Several studies state that the development of PD can be caused directly by the invasion of the central nervous system by specific viral pathogens or indirectly through the host response to infection [9],[10],[11].

In 1991, Giraldi et al. [9] reported the case of a 60-year-old woman who developed a complete and unaltered parkinsonian syndrome four months after the onset of a viral meningoencephalitis. Viral surveys performed on the patient showed an increase in anticytomegalovirus (anti-CMV) antibodies, mainly in the cerebrospinal fluid.

In a recent paper, Schultz et al. (2021) [12] presented a detailed study that evaluated brain organoids from a non-Parkinson’s and Parkinson’s patient infected with the chikungunya virus. Both were observed for two weeks. The Parkinson’s organoids lost mass and exhibited a different antiviral response than the non-Parkinson’s organoids. Neurotransmission data from infected Parkinson’s and non-Parkinson’s organoids showed downregulation of IL-1, IL-10, and IL-6 and were associated with mood and contributed to the depression seen in patients after chikungunya infection. Both organoid types had increased expression of CXCL10, which is linked to demyelination.

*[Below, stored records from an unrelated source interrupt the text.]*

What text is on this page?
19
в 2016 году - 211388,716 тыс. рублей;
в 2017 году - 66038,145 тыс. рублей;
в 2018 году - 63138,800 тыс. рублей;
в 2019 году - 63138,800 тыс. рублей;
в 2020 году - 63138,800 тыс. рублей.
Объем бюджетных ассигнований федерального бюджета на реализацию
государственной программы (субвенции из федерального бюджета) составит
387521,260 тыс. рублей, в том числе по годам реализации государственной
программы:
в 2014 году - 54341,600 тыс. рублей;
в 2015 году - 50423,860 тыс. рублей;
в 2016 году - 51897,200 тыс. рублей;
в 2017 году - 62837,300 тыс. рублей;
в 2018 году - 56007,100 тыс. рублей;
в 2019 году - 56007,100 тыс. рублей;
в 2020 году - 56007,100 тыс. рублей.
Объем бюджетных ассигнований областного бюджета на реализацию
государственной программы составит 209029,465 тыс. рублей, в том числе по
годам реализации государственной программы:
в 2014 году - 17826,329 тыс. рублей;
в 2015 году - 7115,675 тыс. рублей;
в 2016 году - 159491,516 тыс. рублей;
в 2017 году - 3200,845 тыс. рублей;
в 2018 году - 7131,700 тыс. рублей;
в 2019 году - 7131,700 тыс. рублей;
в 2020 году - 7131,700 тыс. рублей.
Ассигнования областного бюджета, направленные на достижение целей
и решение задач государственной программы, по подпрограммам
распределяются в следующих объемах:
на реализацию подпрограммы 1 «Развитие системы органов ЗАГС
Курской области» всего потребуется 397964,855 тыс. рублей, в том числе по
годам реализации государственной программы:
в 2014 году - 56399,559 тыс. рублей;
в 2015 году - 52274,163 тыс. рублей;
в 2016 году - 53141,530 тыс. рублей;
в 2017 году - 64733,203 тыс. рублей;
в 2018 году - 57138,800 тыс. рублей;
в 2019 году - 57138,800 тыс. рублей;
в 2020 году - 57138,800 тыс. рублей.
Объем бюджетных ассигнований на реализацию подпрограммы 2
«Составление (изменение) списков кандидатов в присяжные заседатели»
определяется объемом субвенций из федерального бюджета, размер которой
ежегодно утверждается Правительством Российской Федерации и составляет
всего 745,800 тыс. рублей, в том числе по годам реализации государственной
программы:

The available results are insufficient to determine the role of the identified variants in the presented disease, because not all variants present in a gene cause disease. However, the mutations presented are of genes linked to parkinsonism.

Neuroinflammation plays an important role in the cause and effect relationship in the dopaminergic neuronal loss of Parkinson’s disease. In this sense, this neuroinflammation can be triggered directly by the invasion of the central nervous system by viral pathogens as in the reported case, an infection caused by the chikungunya virus.